Voir son père si inopinément l'avait laissée en morceaux. Le père indifférent qui la laissait toujours seule se trouvait maintenant dans cet antre de dépravation. Elle n'avait aucune idée de pourquoi il serait dans un tel endroit. Il mettait toujours les gens de la ville en avant, avant sa propre famille. Avant elle.
Maintenant, il fréquentait des ordures qui abusaient des femmes, de l'alcool et de la drogue ?! Crystal sentait sa rage mijoter tandis que sa main tenant la lame tremblait quand elle la tira. Même quand son unique enfant pointa son épée sur lui, il ne broncha pas.
Le dos tourné vers elle, elle ne pouvait voir que la même silhouette stoïque qui hantait tant de ses souvenirs d'enfance. La même posture rigide. Le même immobilisme insondable. Le même rappel silencieux qu'elle n'avait jamais été assez.

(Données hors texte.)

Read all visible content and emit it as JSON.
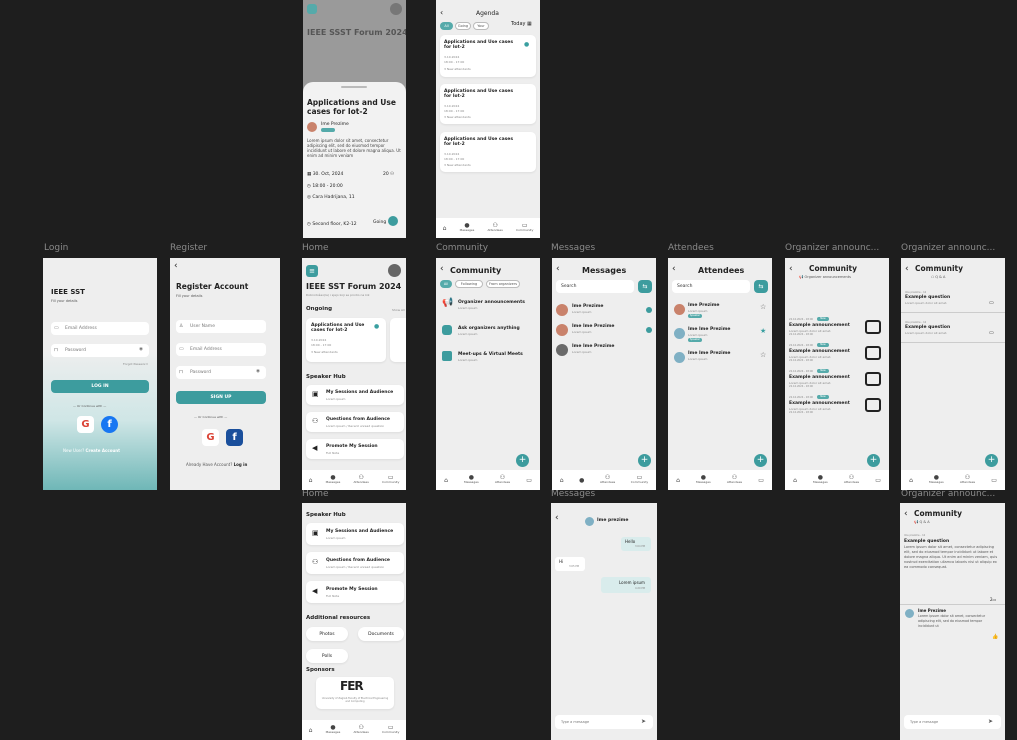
{
  "labels": {
    "login": "Login",
    "register": "Register",
    "home": "Home",
    "community": "Community",
    "messages": "Messages",
    "attendees": "Attendees",
    "org1": "Organizer announc...",
    "org2": "Organizer announc...",
    "home2": "Home",
    "messages2": "Messages",
    "org3": "Organizer announc..."
  },
  "top": {
    "detail": {
      "title_bg": "IEEE SSST Forum 2024",
      "title": "Applications and Use cases for Iot-2",
      "speaker": "Ime Prezime",
      "body": "Lorem ipsum dolor sit amet, consectetur adipiscing elit, sed do eiusmod tempor incididunt ut labore et dolore magna aliqua. Ut enim ad minim veniam",
      "date": "30. Oct, 2024",
      "count": "20",
      "time": "18:00 - 20:00",
      "location": "Cara Hadrijana, 11",
      "room": "Second floor, K2-12",
      "going": "Going"
    },
    "agenda": {
      "title": "Agenda",
      "today": "Today",
      "tabs": [
        "All",
        "Going",
        "Your"
      ],
      "items": [
        {
          "title": "Applications and Use cases for Iot-2",
          "date": "3.10.2024",
          "time": "18:00 - 17:00",
          "att": "3 New attendants"
        },
        {
          "title": "Applications and Use cases for Iot-2",
          "date": "3.10.2024",
          "time": "18:00 - 17:00",
          "att": "3 New attendants"
        },
        {
          "title": "Applications and Use cases for Iot-2",
          "date": "3.10.2024",
          "time": "18:00 - 17:00",
          "att": "3 New attendants"
        }
      ]
    }
  },
  "login": {
    "title": "IEEE SST",
    "subtitle": "Fill your details",
    "email": "Email Address",
    "password": "Password",
    "forgot": "Forgot Password",
    "button": "LOG IN",
    "continue": "Or Continue with",
    "new_user": "New User?",
    "create": "Create Account"
  },
  "register": {
    "title": "Register Account",
    "subtitle": "Fill your details",
    "user": "User Name",
    "email": "Email Address",
    "password": "Password",
    "button": "SIGN UP",
    "continue": "Or Continue with",
    "already": "Already Have Account?",
    "login": "Log in"
  },
  "home": {
    "title": "IEEE SST Forum 2024",
    "subtitle": "Dobrodošao(la) i sjajo koji se prodio na kik",
    "ongoing": "Ongoing",
    "show_all": "Show All",
    "card_title": "Applications and Use cases for Iot-2",
    "card_date": "3.10.2024",
    "card_time": "18:00 - 17:00",
    "card_att": "3 New attendants",
    "speaker_hub": "Speaker Hub",
    "hub": [
      {
        "t": "My Sessions and Audience",
        "s": "Lorem ipsum"
      },
      {
        "t": "Questions from Audience",
        "s": "Lorem ipsum / Recent unread question"
      },
      {
        "t": "Promote My Session",
        "s": "Full Note"
      }
    ]
  },
  "nav": {
    "home": "Home",
    "messages": "Messages",
    "attendees": "Attendees",
    "community": "Community"
  },
  "community": {
    "title": "Community",
    "tabs": [
      "All",
      "Following",
      "From organizers"
    ],
    "items": [
      {
        "t": "Organizer announcements",
        "s": "Lorem ipsum"
      },
      {
        "t": "Ask organizers anything",
        "s": "Lorem ipsum"
      },
      {
        "t": "Meet-ups & Virtual Meets",
        "s": "Lorem ipsum"
      }
    ]
  },
  "messages": {
    "title": "Messages",
    "search": "Search",
    "items": [
      {
        "n": "Ime Prezime",
        "s": "Lorem ipsum"
      },
      {
        "n": "Ime Ime Prezime",
        "s": "Lorem ipsum"
      },
      {
        "n": "Ime Ime Prezime",
        "s": "Lorem ipsum"
      }
    ]
  },
  "attendees": {
    "title": "Attendees",
    "search": "Search",
    "items": [
      {
        "n": "Ime Prezime",
        "s": "Lorem ipsum",
        "tag": "Speaker"
      },
      {
        "n": "Ime Ime Prezime",
        "s": "Lorem ipsum",
        "tag": "Speaker"
      },
      {
        "n": "Ime Ime Prezime",
        "s": "Lorem ipsum"
      }
    ]
  },
  "org": {
    "title": "Community",
    "sub": "Organizer announcements",
    "item_title": "Example announcement",
    "item_body": "Lorem ipsum dolor sit amet.",
    "date": "22.10.2024 - 18:00",
    "tag": "New"
  },
  "qa": {
    "title": "Community",
    "sub": "Q & A",
    "item_title": "Example question",
    "item_body": "Lorem ipsum dolor sit amet.",
    "meta": "Ime prezime - 12"
  },
  "home2": {
    "speaker_hub": "Speaker Hub",
    "hub": [
      {
        "t": "My Sessions and Audience",
        "s": "Lorem ipsum"
      },
      {
        "t": "Questions from Audience",
        "s": "Lorem ipsum / Recent unread question"
      },
      {
        "t": "Promote My Session",
        "s": "Full Note"
      }
    ],
    "resources": "Additional resources",
    "photos": "Photos",
    "documents": "Documents",
    "polls": "Polls",
    "sponsors": "Sponsors",
    "sponsor_logo": "FER",
    "sponsor_text": "University of Zagreb Faculty of Electrical Engineering and Computing"
  },
  "chat": {
    "name": "Ime prezime",
    "m1": "Hello",
    "t1": "3:04 PM",
    "m2": "Hi",
    "t2": "3:05 PM",
    "m3": "Lorem ipsum",
    "t3": "4:20 PM",
    "input": "Type a message"
  },
  "qa2": {
    "title": "Community",
    "sub": "Q & A",
    "meta": "Ime prezime - 12",
    "q_title": "Example question",
    "q_body": "Lorem ipsum dolor sit amet, consectetur adipiscing elit, sed do eiusmod tempor incididunt ut labore et dolore magna aliqua. Ut enim ad minim veniam, quis nostrud exercitation ullamco laboris nisi ut aliquip ex ea commodo consequat.",
    "count": "2",
    "ans_name": "Ime Prezime",
    "ans_body": "Lorem ipsum dolor sit amet, consectetur adipiscing elit, sed do eiusmod tempor incididunt ut",
    "input": "Type a message"
  }
}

Pas assez bruyante. Pas assez forte. Pas digne qu'on lui accorde du temps.
Même quand lui et sa mère étaient à la maison, elle s'était sentie comme un fantôme hantant sa propre famille. Assise à table, souriante à travers des conversations forcées et des repas froids. Faisant semblant de ne pas remarquer qu'il consultait sa montre plus souvent qu'il ne la regardait.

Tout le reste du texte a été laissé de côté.